A política, meus caros, não é para amadores.
É um palco onde a verdade, coitada, muitas vezes é apenas uma figurante com um roteiro flexível.
Dizem que o homem é um animal político; eu diria que é um animal político, sim, mas com uma inclinação quase artística para a dissimulação.

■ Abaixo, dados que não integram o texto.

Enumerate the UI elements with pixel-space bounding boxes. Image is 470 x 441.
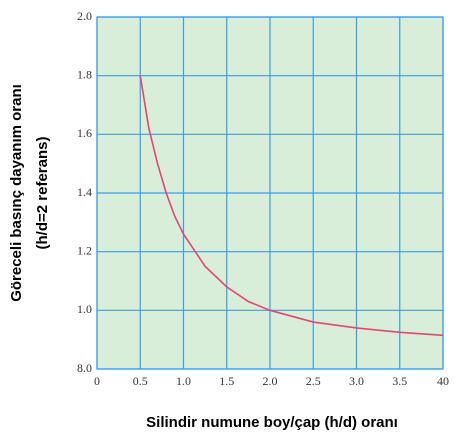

A política é apenas a galeria de arte onde essa inclinação expõe suas obras mais primorosas.
Pensemos bem.
Desde que o primeiro hominídeo decidiu que era mais eficaz convencer o grupo a ir caçar mamutes para o leste, quando na verdade ele queria a pele mais grossa dos que estavam no oeste (e só ele sabia como abater aquele tipo específico), a manipulação já estava lá.
Um cálculo primitivo, é verdade, mas um cálculo.
Com o tempo, essa arte foi se refinando, ganhando vernizes de civilidade, até desaguar no grandioso espetáculo que chamamos de vida pública.
O político, em sua essência mais pragmática, é um ilusionista.
Não com coelhos saindo de cartolas, mas promessas saindo de palanques.
O truque não é fazer desaparecer um objeto, mas fazer desaparecer a realidade desconfortável, substituindo-a por uma versão mais palatável, mais digerível para as massas ávidas por soluções mágicas.
Ele oculta intenções?
Ora, é claro!
Revelar a intenção nua e crua seria como um mágico explicando o segredo do seu truque antes da performance.
O encanto se desfaz, o jogo acaba.
E as verdades selecionadas são as estrelas do espetáculo.
Não se trata de mentir descaradamente, dirão os estrategistas (com um sorriso quase imperceptível).
Trata-se de enfatizar o que convém e suprimir o que atrapalha.
É como um fotógrafo que escolhe o melhor ângulo, a melhor iluminação, para uma pessoa que, na vida real, talvez não seja tão fotogênica.
A imagem resultante é “verdadeira” no sentido de que a pessoa existe, mas é uma verdade… editada.
Os discursos, então, são as pinceladas finais nessa obra de arte do engano.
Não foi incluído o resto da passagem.